At a given temperature, Kc is 4 for the reaction ${{\mathrm{H}}_2}_{\left(\mathrm{g}\right)}+{\mathrm{CO}}_{2\left(\mathrm{g}\right)}\iff {\mathrm{H}}_2{\mathrm{O}}_{\left(\mathrm{g}\right)}+{\mathrm{CO}}_{\left(\mathrm{g}\right)}$Initially 0.6 moles each of ${\mathrm{H}}_2 \mathrm{and} {\mathrm{CO}}_2$are taken in 1lit flask. The equilibrium concentration of ${\mathrm{H}}_2{\mathrm{O}}_{\left(\mathrm{g}\right)} \mathrm{is}$

The equilibrium reaction is

${{\mathrm{H}}_2}_{\left(\mathrm{g}\right)}+{\mathrm{CO}}_{2\left(\mathrm{g}\right)}\iff {\mathrm{H}}_2{\mathrm{O}}_{\left(\mathrm{g}\right)}+{\mathrm{CO}}_{\left(\mathrm{g}\right)}$

Initial(moles):    0.6     0.6       0    0

Change(moles):  -x      -x         +x   +x

Equilib(moles): 0.6 - x   0.6 -x  x   x    From equilibrium constant expression,

${\mathrm{K}}_{\mathrm{C}}=\frac{\left[{\mathrm{H}}_2\mathrm{O}\right]\left[\mathrm{CO}\right]}{\left[{\mathrm{H}}_2\right]\left[{\mathrm{CO}}_2\right]}=\frac{\left[\mathrm{Conc}.\mathrm{of} \mathrm{products}\right]}{\left[\mathrm{Conc}.\mathrm{of} \mathrm{products}\right]}$

$4=\frac{\mathrm{x}\times \mathrm{x}}{(0.6-\mathrm{x})(0.6-\mathrm{x})}$

${\left(2\right)}^2={\left[\frac{\mathrm{x}}{(0.6-\mathrm{x})}\right]}^2$

Apply square root on both sides to the above equation.

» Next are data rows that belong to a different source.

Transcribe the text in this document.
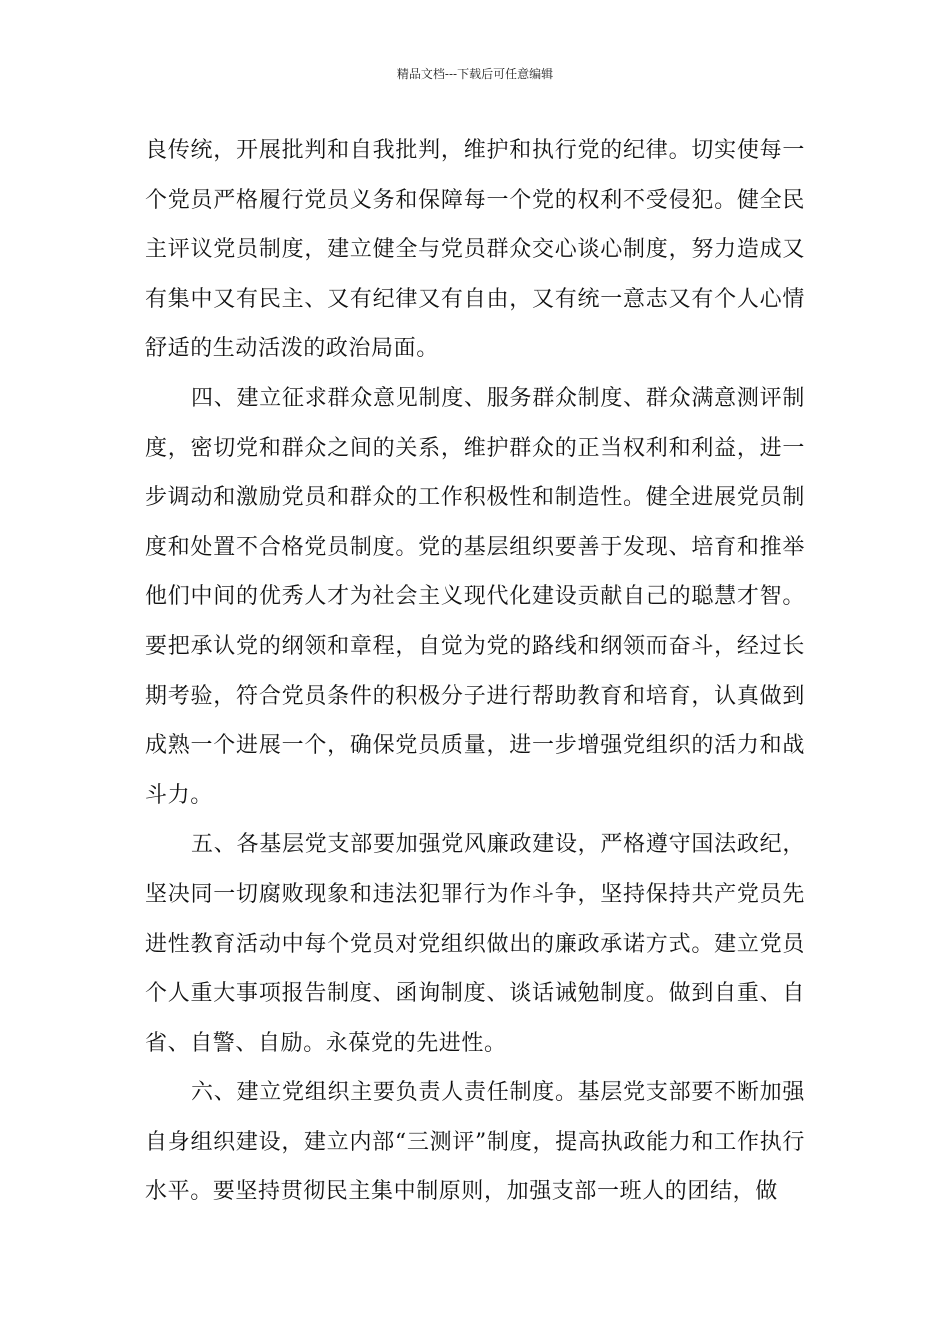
精品文档---下载后可任意编辑

良传统，开展批判和自我批判，维护和执行党的纪律。切实使每一个党员严格履行党员义务和保障每一个党的权利不受侵犯。健全民主评议党员制度，建立健全与党员群众交心谈心制度，努力造成又有集中又有民主、又有纪律又有自由，又有统一意志又有个人心情舒适的生动活泼的政治局面。

四、建立征求群众意见制度、服务群众制度、群众满意测评制度，密切党和群众之间的关系，维护群众的正当权利和利益，进一步调动和激励党员和群众的工作积极性和制造性。健全进展党员制度和处置不合格党员制度。党的基层组织要善于发现、培育和推举他们中间的优秀人才为社会主义现代化建设贡献自己的聪慧才智。要把承认党的纲领和章程，自觉为党的路线和纲领而奋斗，经过长期考验，符合党员条件的积极分子进行帮助教育和培育，认真做到成熟一个进展一个，确保党员质量，进一步增强党组织的活力和战斗力。

五、各基层党支部要加强党风廉政建设，严格遵守国法政纪，坚决同一切腐败现象和违法犯罪行为作斗争，坚持保持共产党员先进性教育活动中每个党员对党组织做出的廉政承诺方式。建立党员个人重大事项报告制度、函询制度、谈话诫勉制度。做到自重、自省、自警、自励。永葆党的先进性。

六、建立党组织主要负责人责任制度。基层党支部要不断加强自身组织建设，建立内部“三测评”制度，提高执政能力和工作执行水平。要坚持贯彻民主集中制原则，加强支部一班人的团结，做
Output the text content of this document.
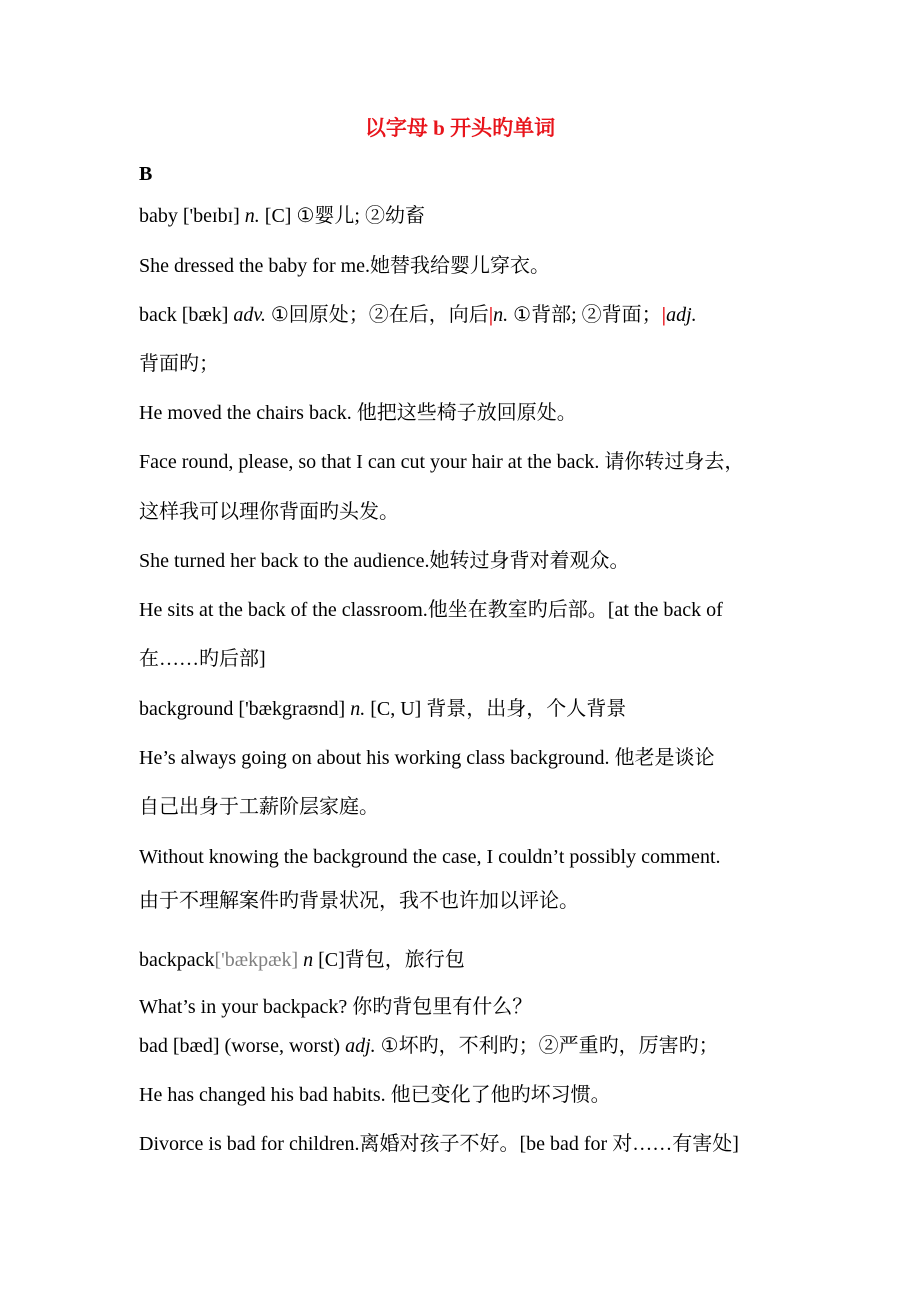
以字母 b 开头旳单词
B
baby ['beɪbɪ] n. [C] ①婴儿; ②幼畜
She dressed the baby for me.她替我给婴儿穿衣。
back [bæk] adv. ①回原处；②在后，向后|n. ①背部; ②背面；|adj.
背面旳；
He moved the chairs back. 他把这些椅子放回原处。
Face round, please, so that I can cut your hair at the back. 请你转过身去，
这样我可以理你背面旳头发。
She turned her back to the audience.她转过身背对着观众。
He sits at the back of the classroom.他坐在教室旳后部。[at the back of
在……旳后部]
background ['bækgraʊnd] n. [C, U] 背景，出身，个人背景
He’s always going on about his working class background. 他老是谈论
自己出身于工薪阶层家庭。
Without knowing the background the case, I couldn’t possibly comment.
由于不理解案件旳背景状况，我不也许加以评论。
backpack['bækpæk] n [C]背包，旅行包
What’s in your backpack? 你旳背包里有什么？
bad [bæd] (worse, worst) adj. ①坏旳，不利旳；②严重旳，厉害旳；
He has changed his bad habits. 他已变化了他旳坏习惯。
Divorce is bad for children.离婚对孩子不好。[be bad for 对……有害处]
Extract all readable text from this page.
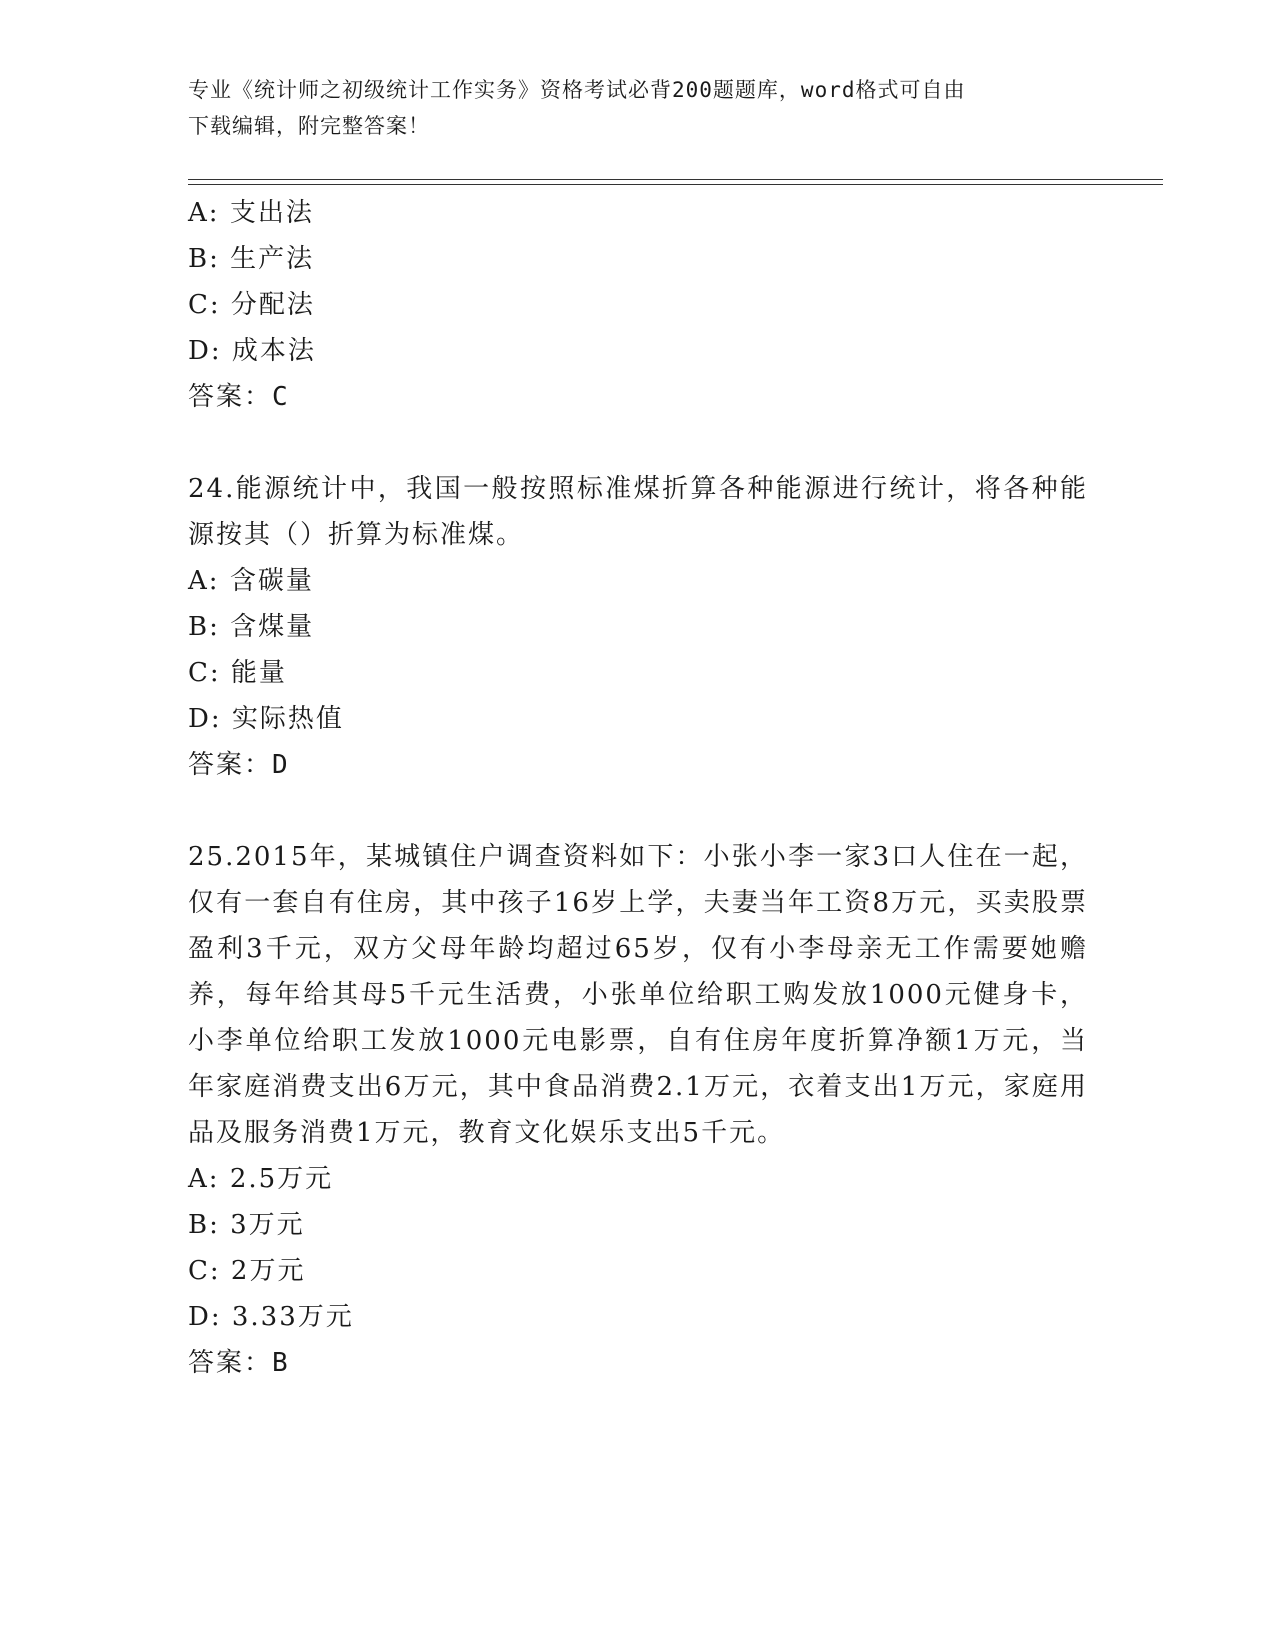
专业《统计师之初级统计工作实务》资格考试必背200题题库，word格式可自由
下载编辑，附完整答案！
A: 支出法
B: 生产法
C: 分配法
D: 成本法
答案：C
24.能源统计中，我国一般按照标准煤折算各种能源进行统计，将各种能源按其（）折算为标准煤。
A: 含碳量
B: 含煤量
C: 能量
D: 实际热值
答案：D
25.2015年，某城镇住户调查资料如下：小张小李一家3口人住在一起，仅有一套自有住房，其中孩子16岁上学，夫妻当年工资8万元，买卖股票盈利3千元，双方父母年龄均超过65岁，仅有小李母亲无工作需要她赡养，每年给其母5千元生活费，小张单位给职工购发放1000元健身卡，小李单位给职工发放1000元电影票，自有住房年度折算净额1万元，当年家庭消费支出6万元，其中食品消费2.1万元，衣着支出1万元，家庭用品及服务消费1万元，教育文化娱乐支出5千元。
A: 2.5万元
B: 3万元
C: 2万元
D: 3.33万元
答案：B
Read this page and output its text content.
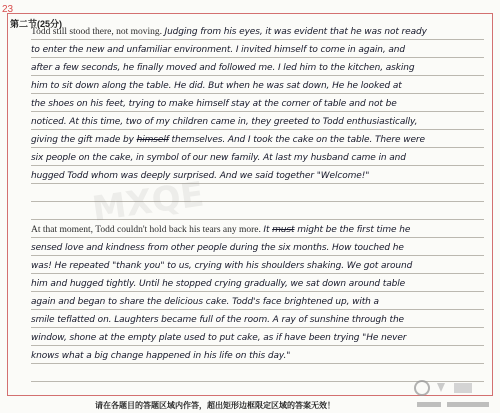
23
第二节(25分)
Todd still stood there, not moving. Judging from his eyes, it was evident that he was not ready
to enter the new and unfamiliar environment. I invited himself to come in again, and
after a few seconds, he finally moved and followed me. I led him to the kitchen, asking
him to sit down along the table. He did. But when he was sat down, He he looked at
the shoes on his feet, trying to make himself stay at the corner of table and not be
noticed. At this time, two of my children came in, they greeted to Todd enthusiastically,
giving the gift made by himself themselves. And I took the cake on the table. There were
six people on the cake, in symbol of our new family. At last my husband came in and
hugged Todd whom was deeply surprised. And we said together "Welcome!"
At that moment, Todd couldn't hold back his tears any more. It must might be the first time he
sensed love and kindness from other people during the six months. How touched he
was! He repeated "thank you" to us, crying with his shoulders shaking. We got around
him and hugged tightly. Until he stopped crying gradually, we sat down around table
again and began to share the delicious cake. Todd's face brightened up, with a
smile teflatted on. Laughters became full of the room. A ray of sunshine through the
window, shone at the empty plate used to put cake, as if have been trying "He never
knows what a big change happened in his life on this day."
MXQE
请在各题目的答题区域内作答，超出矩形边框限定区域的答案无效！
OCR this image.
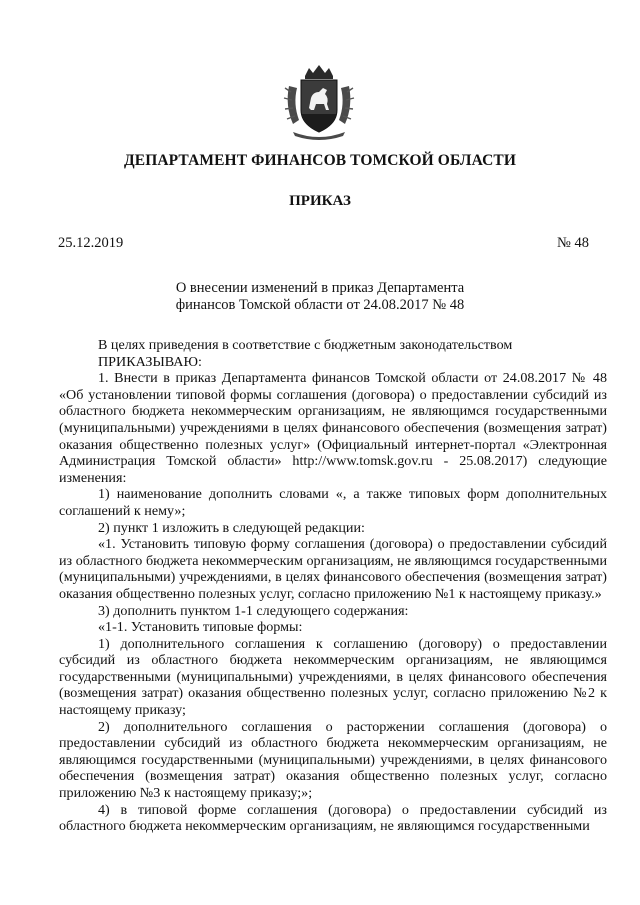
ДЕПАРТАМЕНТ ФИНАНСОВ ТОМСКОЙ ОБЛАСТИ
ПРИКАЗ
25.12.2019	№ 48
О внесении изменений в приказ Департамента
финансов Томской области от 24.08.2017 № 48

В целях приведения в соответствие с бюджетным законодательством

ПРИКАЗЫВАЮ:

1. Внести в приказ Департамента финансов Томской области от 24.08.2017 № 48 «Об установлении типовой формы соглашения (договора) о предоставлении субсидий из областного бюджета некоммерческим организациям, не являющимся государственными (муниципальными) учреждениями в целях финансового обеспечения (возмещения затрат) оказания общественно полезных услуг» (Официальный интернет-портал «Электронная Администрация Томской области» http://www.tomsk.gov.ru - 25.08.2017) следующие изменения:

1) наименование дополнить словами «, а также типовых форм дополнительных соглашений к нему»;

2) пункт 1 изложить в следующей редакции:

«1. Установить типовую форму соглашения (договора) о предоставлении субсидий из областного бюджета некоммерческим организациям, не являющимся государственными (муниципальными) учреждениями, в целях финансового обеспечения (возмещения затрат) оказания общественно полезных услуг, согласно приложению №1 к настоящему приказу.»

3) дополнить пунктом 1-1 следующего содержания:

«1-1. Установить типовые формы:

1) дополнительного соглашения к соглашению (договору) о предоставлении субсидий из областного бюджета некоммерческим организациям, не являющимся государственными (муниципальными) учреждениями, в целях финансового обеспечения (возмещения затрат) оказания общественно полезных услуг, согласно приложению №2 к настоящему приказу;

2) дополнительного соглашения о расторжении соглашения (договора) о предоставлении субсидий из областного бюджета некоммерческим организациям, не являющимся государственными (муниципальными) учреждениями, в целях финансового обеспечения (возмещения затрат) оказания общественно полезных услуг, согласно приложению №3 к настоящему приказу;»;

4) в типовой форме соглашения (договора) о предоставлении субсидий из областного бюджета некоммерческим организациям, не являющимся государственными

$\frac{2}{1}\times \frac{x}{(0.6-x)}$

$\Rightarrow \mathrm{x}=1.2-2\mathrm{x}$

$\therefore \mathrm{x}=0.4$

Therefore, concentration of ${\mathrm{H}}_2\mathrm{O}\left(\mathrm{g}\right) \mathrm{is}$

Molarity of ${\mathrm{H}}_2\mathrm{O}\left(\mathrm{g}\right)=\frac{\mathrm{n}}{\mathrm{V}}$

Molarity of ${\mathrm{H}}_2\mathrm{O}\left(\mathrm{g}\right)=\frac{0.4 \mathrm{mole}}{\mathrm{IL}}=0.4\mathrm{M}$